I expected him to launch into one of his rants about the technoapocalypse, how he couldn’t live with his mind any more, how it distressed him too much to be a non-voice in a dead world. But instead he said, ‘Matthew, listen to me. Kearney is really messed up.’

I laughed. ‘Ye mean you’re only thinkin of that now? I hope ye didn’t walk all the way out there to ponder things on the rocks and then only realize that Kearney is fucked up. He’s —’

‘No, I don’t mean just like normal fucked up. He’s —’

‘Ye mean the pills? Has he taken too much or something?’

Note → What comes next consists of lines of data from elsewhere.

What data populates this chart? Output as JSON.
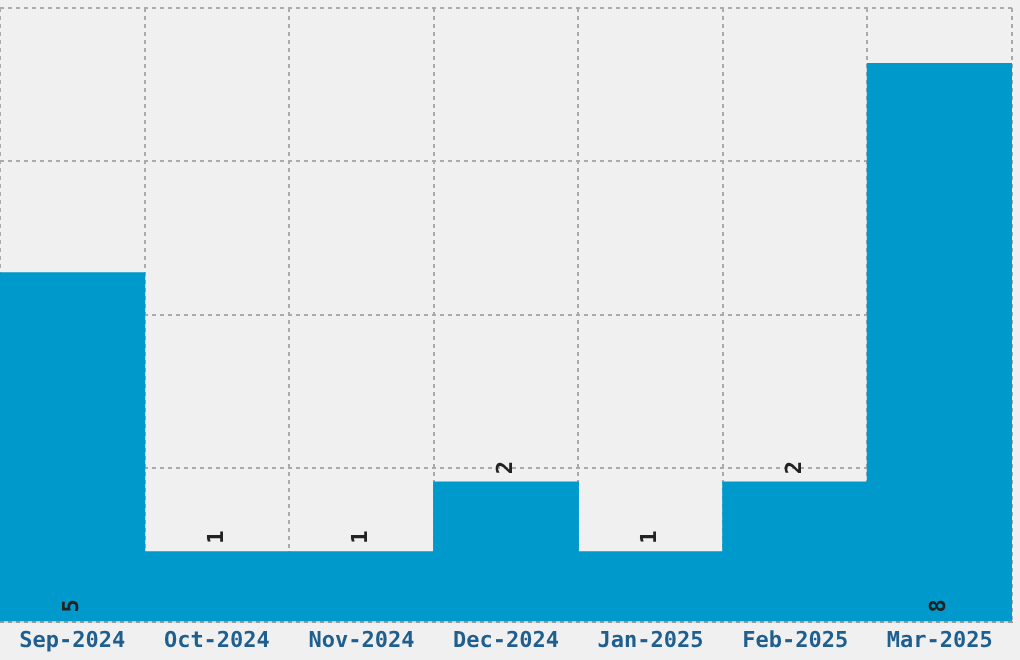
{
  "chart_data": {
    "type": "bar",
    "categories": [
      "Sep-2024",
      "Oct-2024",
      "Nov-2024",
      "Dec-2024",
      "Jan-2025",
      "Feb-2025",
      "Mar-2025"
    ],
    "values": [
      5,
      1,
      1,
      2,
      1,
      2,
      8
    ],
    "color": "#0099cc",
    "ylim": [
      0,
      8.8
    ],
    "yticks": [
      {
        "value": 0,
        "label": null
      },
      {
        "value": 2.2,
        "label": null
      },
      {
        "value": 4.4,
        "label": null
      },
      {
        "value": 6.6,
        "label": null
      },
      {
        "value": 8.8,
        "label": null
      }
    ],
    "grid": true,
    "tick_labels": "x",
    "data_labels": true
  }
}
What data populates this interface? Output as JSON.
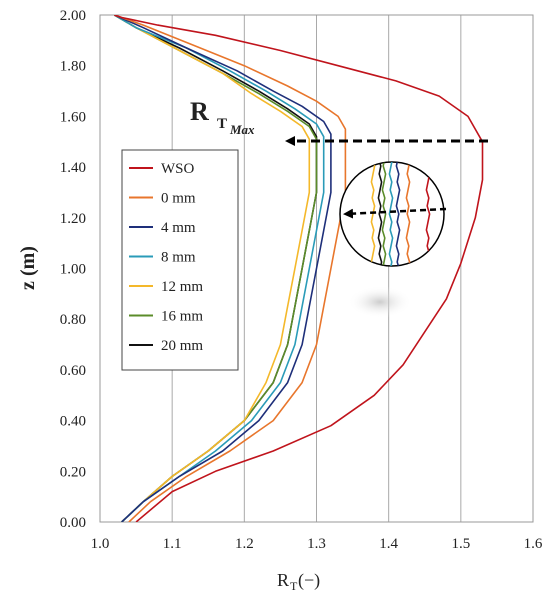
{
  "chart_data": {
    "type": "line",
    "title": "",
    "xlabel": "R",
    "xlabel_sub": "T",
    "xlabel_unit": " (−)",
    "ylabel": "z (m)",
    "xlim": [
      1.0,
      1.6
    ],
    "ylim": [
      0.0,
      2.0
    ],
    "x_ticks": [
      "1.0",
      "1.1",
      "1.2",
      "1.3",
      "1.4",
      "1.5",
      "1.6"
    ],
    "y_ticks": [
      "0.00",
      "0.20",
      "0.40",
      "0.60",
      "0.80",
      "1.00",
      "1.20",
      "1.40",
      "1.60",
      "1.80",
      "2.00"
    ],
    "grid": "vertical",
    "legend_position": "left",
    "annotation": {
      "main": "R",
      "sub": "T",
      "subsub": "Max"
    },
    "series": [
      {
        "name": "WSO",
        "color": "#c0141c",
        "x": [
          1.05,
          1.1,
          1.16,
          1.24,
          1.32,
          1.38,
          1.42,
          1.45,
          1.48,
          1.5,
          1.52,
          1.53,
          1.53,
          1.51,
          1.47,
          1.41,
          1.33,
          1.25,
          1.16,
          1.08,
          1.03,
          1.02
        ],
        "y": [
          0.0,
          0.12,
          0.2,
          0.28,
          0.38,
          0.5,
          0.62,
          0.75,
          0.88,
          1.02,
          1.2,
          1.35,
          1.5,
          1.6,
          1.68,
          1.74,
          1.8,
          1.86,
          1.92,
          1.96,
          1.99,
          2.0
        ]
      },
      {
        "name": "0 mm",
        "color": "#e8762c",
        "x": [
          1.04,
          1.07,
          1.12,
          1.18,
          1.24,
          1.28,
          1.3,
          1.31,
          1.32,
          1.33,
          1.34,
          1.34,
          1.34,
          1.33,
          1.3,
          1.26,
          1.2,
          1.13,
          1.06,
          1.02
        ],
        "y": [
          0.0,
          0.08,
          0.18,
          0.28,
          0.4,
          0.55,
          0.7,
          0.85,
          1.0,
          1.15,
          1.3,
          1.45,
          1.55,
          1.6,
          1.66,
          1.72,
          1.8,
          1.88,
          1.96,
          2.0
        ]
      },
      {
        "name": "4 mm",
        "color": "#1e2f7a",
        "x": [
          1.03,
          1.06,
          1.11,
          1.17,
          1.22,
          1.26,
          1.28,
          1.29,
          1.3,
          1.31,
          1.32,
          1.32,
          1.32,
          1.31,
          1.28,
          1.24,
          1.19,
          1.12,
          1.06,
          1.02
        ],
        "y": [
          0.0,
          0.08,
          0.18,
          0.28,
          0.4,
          0.55,
          0.7,
          0.85,
          1.0,
          1.15,
          1.3,
          1.45,
          1.53,
          1.58,
          1.64,
          1.7,
          1.78,
          1.87,
          1.95,
          2.0
        ]
      },
      {
        "name": "8 mm",
        "color": "#2a9bb8",
        "x": [
          1.03,
          1.06,
          1.11,
          1.16,
          1.21,
          1.25,
          1.27,
          1.28,
          1.29,
          1.3,
          1.31,
          1.31,
          1.31,
          1.3,
          1.27,
          1.23,
          1.18,
          1.12,
          1.05,
          1.02
        ],
        "y": [
          0.0,
          0.08,
          0.18,
          0.28,
          0.4,
          0.55,
          0.7,
          0.85,
          1.0,
          1.15,
          1.3,
          1.45,
          1.52,
          1.57,
          1.63,
          1.7,
          1.78,
          1.87,
          1.95,
          2.0
        ]
      },
      {
        "name": "12 mm",
        "color": "#f4b82a",
        "x": [
          1.03,
          1.06,
          1.1,
          1.15,
          1.2,
          1.23,
          1.25,
          1.26,
          1.27,
          1.28,
          1.29,
          1.29,
          1.29,
          1.28,
          1.25,
          1.21,
          1.17,
          1.11,
          1.05,
          1.02
        ],
        "y": [
          0.0,
          0.08,
          0.18,
          0.28,
          0.4,
          0.55,
          0.7,
          0.85,
          1.0,
          1.15,
          1.3,
          1.45,
          1.51,
          1.56,
          1.62,
          1.69,
          1.77,
          1.86,
          1.95,
          2.0
        ]
      },
      {
        "name": "16 mm",
        "color": "#5b8c2a",
        "x": [
          1.03,
          1.06,
          1.1,
          1.15,
          1.2,
          1.24,
          1.26,
          1.27,
          1.28,
          1.29,
          1.3,
          1.3,
          1.3,
          1.29,
          1.26,
          1.22,
          1.17,
          1.11,
          1.05,
          1.02
        ],
        "y": [
          0.0,
          0.08,
          0.18,
          0.28,
          0.4,
          0.55,
          0.7,
          0.85,
          1.0,
          1.15,
          1.3,
          1.45,
          1.51,
          1.56,
          1.62,
          1.69,
          1.77,
          1.86,
          1.95,
          2.0
        ]
      },
      {
        "name": "20 mm",
        "color": "#111111",
        "x": [
          1.03,
          1.06,
          1.1,
          1.15,
          1.2,
          1.24,
          1.26,
          1.27,
          1.28,
          1.29,
          1.3,
          1.3,
          1.3,
          1.29,
          1.26,
          1.22,
          1.17,
          1.11,
          1.05,
          1.02
        ],
        "y": [
          0.0,
          0.08,
          0.18,
          0.28,
          0.4,
          0.55,
          0.7,
          0.85,
          1.0,
          1.15,
          1.3,
          1.45,
          1.52,
          1.57,
          1.63,
          1.7,
          1.78,
          1.87,
          1.95,
          2.0
        ]
      }
    ]
  }
}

‘No! Will ye be quiet for a moment and listen to me: Kearney killed that handicapped boy, the one on the news and in all the papers.’

I stared at him. My reaction must have come across as blank incomprehension, because Rez added, ‘That one, James Appleton. Remember? It was Kearney who killed him, the handicapped boy in the Garden of Remembrance, he was pushed down the steps and had his head cracked open.’

I recovered enough to act astonished: ‘Rez, what are ye talkin about? What makes ye think that?’ I paused, a crazy new possibility emerging: ‘Did he tell ye that himself?’

‘No, no he didn’t. I just, I don’t know. I just know he did it. It’s the clothes he was wearin, some of the things he said, and there are other reasons, little things, stuff he said to me when I was in hospital. I think I knew it was him the moment I saw it on the news, but … I don’t know, I couldn’t be sure, or I didn’t trust myself. But I know it now, I’m absolutely certain it was him.’

The wind picked up and a cheer rose from behind me — a new DJ must have come on. I tried to meet Rez’s gaze and continue to act amazed. But I started to sense that he could see right into me.

I looked down. ‘I know. I already knew it was him. I mean, I suspected it. I didn’t want to believe it. I think I … I convinced myself it couldn’t be true.’

‘What!’ Rez was astonished. So I’d been wrong: he hadn’t suspected me at all. ‘Ye mean ye knew all along?’

I nodded, looking down again. ‘I think I knew. He didn’t tell me but I knew, I put it all together.’

Rez fell silent, considering this. Some time passed. Anything was possible now: Rez could go to the police, tell them that I had known about the killing and hadn’t done anything. We were all going to be famous and on the news.

But Rez started speaking, saying words that made no sense at all.

He was saying, ‘Matthew, give me the rest of the pills.’

I shook my head in bewilderment. ‘What do ye mean?’

‘Give me the pills,’ he repeated, louder and more firmly.

‘What do ye want them for?’

He didn’t reply. He stared into my eyes. Then I knew. I took the pills from my pocket and handed them to him.